The thought, He is going to have me killed, passed through him like a sweet revelation. He will never forgive, never forget. Even if he wants to, his position at the top of the family hierarchy will prevent him. He has to make an example of me — to preserve his honor, blood must flow.
And thus he understood what had secretly motivated his slap.
He walked peacefully in this filthy alley when he felt something hard pressing on his spine and then climbing up his back, touching the nape of his neck, stopping right at the base of his skull. His fate had been sealed, he knew now; it was only the immediacy of this secretly-hoped-for outcome for which he was somewhat unprepared. Yet all his limbs trembled, he sweated like a pig, his terror was atrocious and indescribable. He had expected anything but this: instead of resigning himself to remaining impassive in the face of death as he had always delighted in imagining he would, he felt the warmth of urine flowing between his thighs. “Like dogs,” he mumbled in a lucid moment, “we die just like dogs!”

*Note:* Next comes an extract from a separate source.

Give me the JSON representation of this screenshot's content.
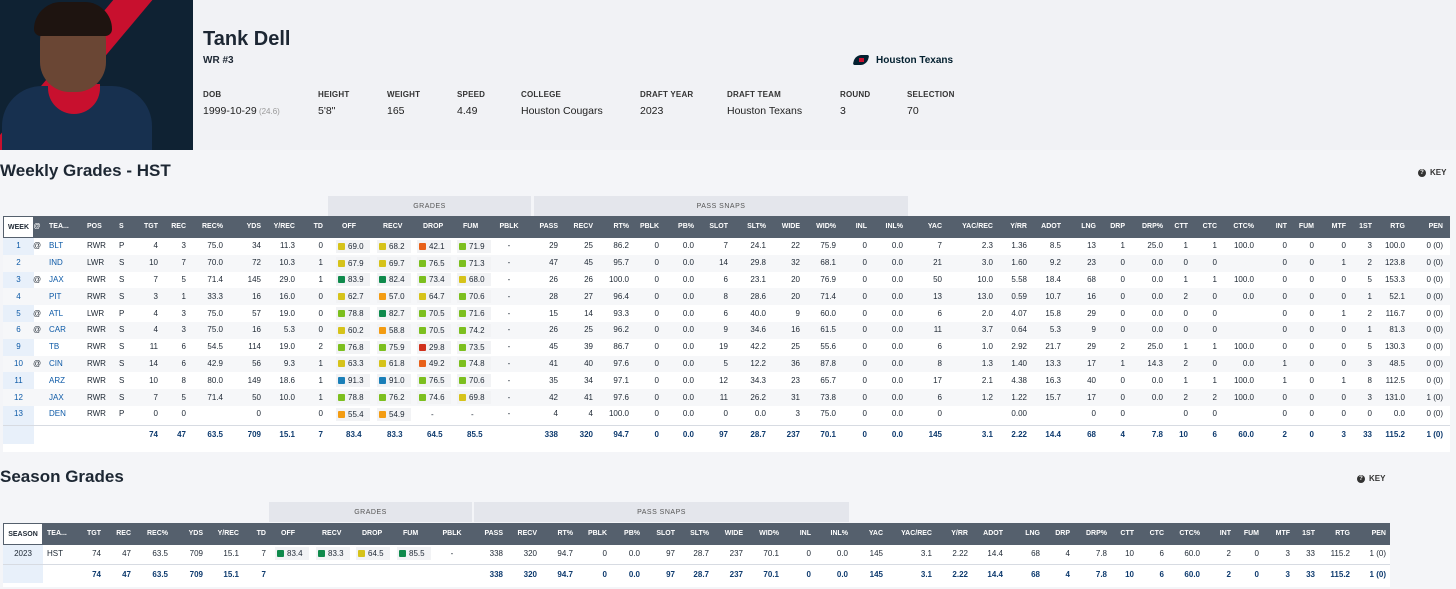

In the depth of his desperation, a panting sound reached him, the sound of someone out of breath. He believed it was himself, that it was his own fear. But no, it was the other one. He turned sharply, but it took several seconds to recognize his brother. He seemed just as terrified as he, pale as a cadaver, barely managing to breathe, though strangely he wasn’t shaking at all. In realizing that he was going to be felled by such a despicable and cowardly being, a savage rage possessed him. He wanted to pounce on his brother, bite his neck, rip out his veins, drink his blood and swim in it. It was a bit too late though. A bullet had already penetrated his skull.